Nas últimas semanas, estamos vendo um enxame de alegações de abuso sexual e assédios do mais variados tipos em Hollywood. Casos como o de Harvey Weinstein e, mais recente, de Kevin Spacey, refletem que a cultura do abuso e do assédio está impregnada em nossa sociedade como algo comum. O resultado disso tudo, infelizmente, é que casos como estes estão longe de terminar.

Kevin Spacey viu sua carreira ir por água baixo em apenas sete dias. Desde o último domingo, quando a entrevista de Anthony Rapp foi publicada com as alegações de assédio sexual, até o surgimento de novas acusações por parte de integrantes da série House of Cards, e até mesmo a sua “desculpa” pública, quando colocou a culpa na bebida e na sua orientação sexual… Graças à normalização dessa prática, é que homens como Kevin Spacey e Harvey Wenstein passaram anos praticando abusos e assédios sexuais.

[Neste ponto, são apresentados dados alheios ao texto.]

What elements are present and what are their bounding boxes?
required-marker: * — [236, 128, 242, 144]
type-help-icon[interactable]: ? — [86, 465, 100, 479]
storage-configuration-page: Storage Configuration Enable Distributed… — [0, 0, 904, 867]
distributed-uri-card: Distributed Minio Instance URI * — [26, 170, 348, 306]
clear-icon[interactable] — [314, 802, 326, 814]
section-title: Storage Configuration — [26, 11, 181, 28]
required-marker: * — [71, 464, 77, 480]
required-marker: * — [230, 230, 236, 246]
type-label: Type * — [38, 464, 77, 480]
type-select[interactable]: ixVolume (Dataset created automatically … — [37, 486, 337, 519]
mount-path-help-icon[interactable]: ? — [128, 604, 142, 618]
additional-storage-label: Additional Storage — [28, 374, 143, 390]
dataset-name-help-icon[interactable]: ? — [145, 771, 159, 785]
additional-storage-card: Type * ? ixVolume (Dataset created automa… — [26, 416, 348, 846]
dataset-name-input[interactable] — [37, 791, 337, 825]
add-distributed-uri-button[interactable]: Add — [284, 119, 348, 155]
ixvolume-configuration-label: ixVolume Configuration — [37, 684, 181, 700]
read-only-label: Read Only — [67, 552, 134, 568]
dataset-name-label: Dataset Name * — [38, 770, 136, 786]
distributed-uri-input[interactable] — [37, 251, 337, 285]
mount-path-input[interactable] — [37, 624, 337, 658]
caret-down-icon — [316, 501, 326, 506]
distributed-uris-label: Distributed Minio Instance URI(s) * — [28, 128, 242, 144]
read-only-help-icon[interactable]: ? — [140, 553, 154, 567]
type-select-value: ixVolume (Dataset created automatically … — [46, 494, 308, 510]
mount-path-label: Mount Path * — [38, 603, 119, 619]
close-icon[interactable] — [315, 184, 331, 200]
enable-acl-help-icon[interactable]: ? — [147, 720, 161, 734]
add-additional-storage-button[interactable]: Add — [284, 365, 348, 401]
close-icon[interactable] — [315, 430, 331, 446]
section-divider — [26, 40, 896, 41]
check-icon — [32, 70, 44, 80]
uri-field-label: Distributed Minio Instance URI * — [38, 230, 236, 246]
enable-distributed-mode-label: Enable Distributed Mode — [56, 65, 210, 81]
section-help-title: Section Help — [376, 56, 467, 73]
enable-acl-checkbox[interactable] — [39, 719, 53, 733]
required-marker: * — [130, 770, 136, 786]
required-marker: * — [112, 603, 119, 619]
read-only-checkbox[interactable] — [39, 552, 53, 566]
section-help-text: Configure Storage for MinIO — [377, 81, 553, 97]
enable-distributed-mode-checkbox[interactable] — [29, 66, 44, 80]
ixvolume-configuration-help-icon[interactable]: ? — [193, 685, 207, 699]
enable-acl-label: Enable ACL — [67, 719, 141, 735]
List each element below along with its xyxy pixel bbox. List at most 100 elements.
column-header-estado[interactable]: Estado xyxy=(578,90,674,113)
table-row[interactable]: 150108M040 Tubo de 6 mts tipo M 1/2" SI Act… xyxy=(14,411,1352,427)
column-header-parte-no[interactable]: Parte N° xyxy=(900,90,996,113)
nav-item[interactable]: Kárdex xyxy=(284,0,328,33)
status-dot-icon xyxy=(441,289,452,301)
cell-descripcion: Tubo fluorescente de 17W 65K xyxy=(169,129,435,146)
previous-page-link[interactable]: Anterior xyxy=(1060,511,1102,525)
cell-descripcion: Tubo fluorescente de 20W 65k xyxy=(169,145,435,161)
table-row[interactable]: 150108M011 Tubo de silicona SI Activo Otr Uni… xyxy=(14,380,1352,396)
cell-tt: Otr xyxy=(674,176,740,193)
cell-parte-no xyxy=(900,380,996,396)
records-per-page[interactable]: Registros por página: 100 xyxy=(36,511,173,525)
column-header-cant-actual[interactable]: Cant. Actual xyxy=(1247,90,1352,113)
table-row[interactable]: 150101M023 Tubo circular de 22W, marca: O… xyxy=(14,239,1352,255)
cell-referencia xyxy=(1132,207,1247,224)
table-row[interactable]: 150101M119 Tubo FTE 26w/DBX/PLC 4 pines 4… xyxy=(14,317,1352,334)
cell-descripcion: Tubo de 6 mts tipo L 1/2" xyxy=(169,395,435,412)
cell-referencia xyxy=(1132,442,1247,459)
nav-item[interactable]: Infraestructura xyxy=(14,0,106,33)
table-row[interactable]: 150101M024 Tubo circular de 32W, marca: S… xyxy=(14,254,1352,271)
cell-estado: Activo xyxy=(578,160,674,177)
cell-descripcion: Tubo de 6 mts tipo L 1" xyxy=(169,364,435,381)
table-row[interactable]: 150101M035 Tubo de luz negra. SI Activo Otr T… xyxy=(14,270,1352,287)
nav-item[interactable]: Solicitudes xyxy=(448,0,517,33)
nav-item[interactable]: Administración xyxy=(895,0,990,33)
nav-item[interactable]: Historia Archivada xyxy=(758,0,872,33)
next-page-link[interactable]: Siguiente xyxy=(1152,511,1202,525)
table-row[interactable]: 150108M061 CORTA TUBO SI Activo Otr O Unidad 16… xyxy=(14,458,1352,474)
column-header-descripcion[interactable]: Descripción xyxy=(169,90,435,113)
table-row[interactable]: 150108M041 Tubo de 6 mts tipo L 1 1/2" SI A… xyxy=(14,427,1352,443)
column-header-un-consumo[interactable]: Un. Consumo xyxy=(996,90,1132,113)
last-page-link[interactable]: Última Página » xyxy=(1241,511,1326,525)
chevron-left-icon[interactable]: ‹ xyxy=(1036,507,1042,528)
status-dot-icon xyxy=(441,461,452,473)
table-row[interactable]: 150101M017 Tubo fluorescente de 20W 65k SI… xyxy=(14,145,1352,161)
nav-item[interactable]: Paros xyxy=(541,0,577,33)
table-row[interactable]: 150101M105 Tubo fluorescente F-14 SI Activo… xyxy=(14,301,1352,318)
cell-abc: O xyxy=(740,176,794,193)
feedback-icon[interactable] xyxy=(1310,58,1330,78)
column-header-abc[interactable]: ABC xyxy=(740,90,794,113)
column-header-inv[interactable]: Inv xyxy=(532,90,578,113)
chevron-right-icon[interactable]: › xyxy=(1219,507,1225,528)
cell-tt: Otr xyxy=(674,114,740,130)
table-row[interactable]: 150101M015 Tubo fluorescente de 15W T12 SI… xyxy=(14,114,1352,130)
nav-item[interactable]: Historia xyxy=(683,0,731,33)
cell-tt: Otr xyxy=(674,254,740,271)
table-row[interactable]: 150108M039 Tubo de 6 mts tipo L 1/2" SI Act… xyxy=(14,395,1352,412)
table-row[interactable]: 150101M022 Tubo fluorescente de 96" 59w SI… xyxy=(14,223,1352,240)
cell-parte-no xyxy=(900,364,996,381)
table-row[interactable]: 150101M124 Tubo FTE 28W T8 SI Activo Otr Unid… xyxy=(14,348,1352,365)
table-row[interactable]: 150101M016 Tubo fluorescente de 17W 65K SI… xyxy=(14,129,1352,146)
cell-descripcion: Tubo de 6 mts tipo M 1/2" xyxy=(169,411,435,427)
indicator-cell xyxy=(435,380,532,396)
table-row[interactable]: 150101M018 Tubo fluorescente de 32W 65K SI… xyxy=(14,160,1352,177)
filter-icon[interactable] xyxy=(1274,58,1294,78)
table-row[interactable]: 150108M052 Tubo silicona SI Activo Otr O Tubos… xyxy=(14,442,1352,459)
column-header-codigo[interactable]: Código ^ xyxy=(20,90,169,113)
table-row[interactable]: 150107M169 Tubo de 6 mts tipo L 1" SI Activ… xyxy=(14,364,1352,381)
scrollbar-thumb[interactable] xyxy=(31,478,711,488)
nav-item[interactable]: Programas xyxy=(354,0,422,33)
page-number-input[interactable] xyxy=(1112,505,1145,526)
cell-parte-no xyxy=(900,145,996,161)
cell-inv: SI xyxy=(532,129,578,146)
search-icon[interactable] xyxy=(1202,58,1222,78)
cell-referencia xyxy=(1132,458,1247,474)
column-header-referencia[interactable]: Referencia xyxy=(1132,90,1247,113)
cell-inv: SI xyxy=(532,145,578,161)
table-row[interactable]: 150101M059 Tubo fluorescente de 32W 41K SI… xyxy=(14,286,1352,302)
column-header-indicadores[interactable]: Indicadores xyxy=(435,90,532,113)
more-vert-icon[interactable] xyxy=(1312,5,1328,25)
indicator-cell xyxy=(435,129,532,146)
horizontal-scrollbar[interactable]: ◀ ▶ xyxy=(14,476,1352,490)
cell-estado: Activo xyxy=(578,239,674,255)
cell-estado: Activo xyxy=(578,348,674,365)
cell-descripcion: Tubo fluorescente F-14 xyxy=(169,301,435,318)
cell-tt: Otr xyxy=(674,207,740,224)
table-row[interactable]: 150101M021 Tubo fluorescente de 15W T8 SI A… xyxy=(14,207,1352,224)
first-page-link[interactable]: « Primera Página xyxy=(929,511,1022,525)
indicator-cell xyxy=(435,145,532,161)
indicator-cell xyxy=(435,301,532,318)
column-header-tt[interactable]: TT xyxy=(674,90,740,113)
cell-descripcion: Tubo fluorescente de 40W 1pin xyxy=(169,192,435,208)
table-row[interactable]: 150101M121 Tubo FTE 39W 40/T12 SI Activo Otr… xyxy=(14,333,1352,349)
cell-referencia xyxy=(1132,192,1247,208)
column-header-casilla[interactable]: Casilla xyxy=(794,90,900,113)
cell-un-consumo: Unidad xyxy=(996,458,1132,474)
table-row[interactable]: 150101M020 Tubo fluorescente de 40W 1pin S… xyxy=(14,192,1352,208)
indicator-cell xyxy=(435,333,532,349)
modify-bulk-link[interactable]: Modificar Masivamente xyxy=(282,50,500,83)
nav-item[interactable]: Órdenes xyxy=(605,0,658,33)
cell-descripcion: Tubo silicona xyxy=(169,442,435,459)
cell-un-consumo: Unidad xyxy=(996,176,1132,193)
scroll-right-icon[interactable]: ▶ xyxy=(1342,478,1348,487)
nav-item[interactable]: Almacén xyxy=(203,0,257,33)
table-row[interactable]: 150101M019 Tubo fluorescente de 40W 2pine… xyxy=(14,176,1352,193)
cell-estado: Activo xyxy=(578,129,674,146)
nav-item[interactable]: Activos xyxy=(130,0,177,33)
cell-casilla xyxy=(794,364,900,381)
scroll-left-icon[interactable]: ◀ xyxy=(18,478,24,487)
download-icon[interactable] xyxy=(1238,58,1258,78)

E claro, não me refiro apenas a homens poderosos como eles, que ainda possuem essa vantagem e a usam de todas as formas, mas a cultura do assédio está enraizada em qualquer classe e isso é um triste sinal.

Mesmo com toda a força que essas exposições estão ganhando, ainda não as vejo como um “ultimato” para tais práticas. Em Hollywood, nos Estados Unidos, no Brasil, na nossa rua… Em qualquer lugar, ainda existirão seres humanos que realizarão a prática do assédio e do estupro porque ainda é algo banalizado. Ainda é muito tênue a linha que divide aquilo que é consensual e a ofensa, a permissão e a forçação, pelo menos na perspectiva destas pessoas. E a ameaça, o medo e a falta de coragem de que as pessoas não acreditem são as grandes aliadas destes opressores.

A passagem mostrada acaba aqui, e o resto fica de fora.